The Government of Maharashtra state has set up a dedicated fast track court in Mumbai, which is functioning very effectively in securing conviction of traffickers.
The Ministry of Home Affairs has also sanctioned a comprehensive scheme “Strengthening Law Enforcement Response in India against Trafficking in Persons” focusing on training and capacity building, wherein it proposes to establish 332 Anti-Human Trafficking Units (AHTUs) throughout the country.
6) How do you see the Government of India’s role in fostering and enhancing international cooperation in order to tackle organised crime in South Asia?
The ratification of the UNTOC and the Protocol to Prevent, Suppress and Punish Trafficking in Persons, especially Women and Children, would be very useful in South Asia, as it would provide the legal basis for co-operation on issues related to human trafficking.
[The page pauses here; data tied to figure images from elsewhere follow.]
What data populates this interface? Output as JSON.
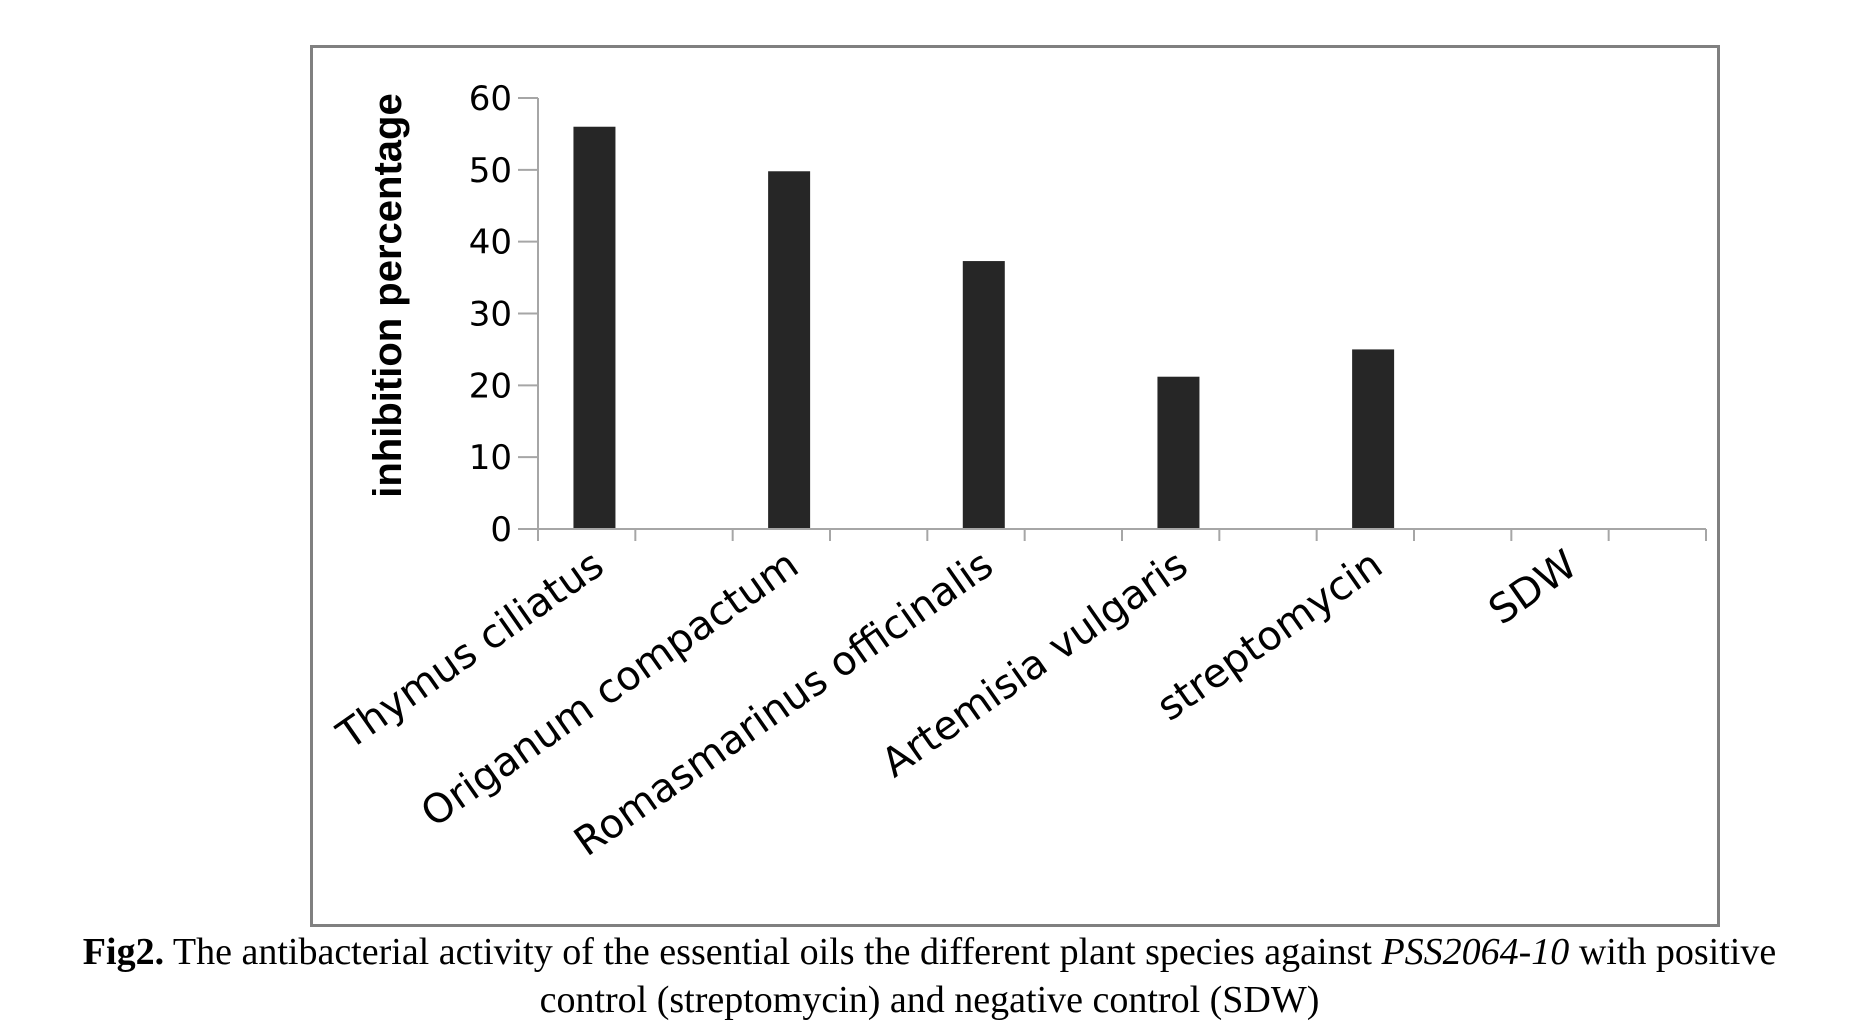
{
  "chart_data": {
    "type": "bar",
    "categories": [
      "Thymus ciliatus",
      "Origanum compactum",
      "Romasmarinus officinalis",
      "Artemisia vulgaris",
      "streptomycin",
      "SDW"
    ],
    "values": [
      56,
      49.8,
      37.3,
      21.2,
      25,
      0
    ],
    "title": "",
    "xlabel": "",
    "ylabel": "inhibition percentage",
    "ylim": [
      0,
      60
    ],
    "yticks": [
      "0",
      "10",
      "20",
      "30",
      "40",
      "50",
      "60"
    ],
    "grid": false,
    "legend": "none",
    "bar_color": "#262626",
    "axis_color": "#a6a6a6",
    "frame_color": "#808080"
  },
  "caption": {
    "label": "Fig2.",
    "text_before": " The antibacterial activity of the essential oils the different plant species against ",
    "italic": "PSS2064-10",
    "text_after_line1": " with positive",
    "line2": "control (streptomycin) and negative control (SDW)"
  }
}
India is committed to foster and enhance international/regional cooperation to tackle organized crime in South Asia, as it has high stakes involved.
Within the SAARC, trafficking in women and children is a serious issue and the two Conventions have already been adopted at the SAARC level, namely (i) The SAARC Convention on Combating and Prevention of Trafficking in Women and Children for Prostitution, 2002 (ii) Convention on Mutual Legal Assistance on Criminal Matters, 2008. India has ratified both these Conventions.
The scope of the SAARC Convention focuses on trafficking in women and children for commercial sexual exploitation. However, since the definition of trafficking under the UNTOC being broader in scope, it would address trafficking in general as well as issues relating to forced labour, slavery, servitude or the removal of organs and hence it will address other forms of organized crime as well.
7) What role do you foresee for UNODC, especially in the implementation of the UNTOC and related protocols in India?
UNODC may provide technical assistance to enable countries to forge consensus in the implementation of the Convention/Protocols. It may facilitate organizing regional trainings which could serve as forums for sharing experiences and best practices. UNODC may share its expertise and the various tools it has developed with Governmental agencies/authorities, providing them technical support to carry out their role effectively during the implementation process.
UNODC may also assist in projecting and disseminating India’s position to other State parties in a suitable manner and with an appropriate perspective.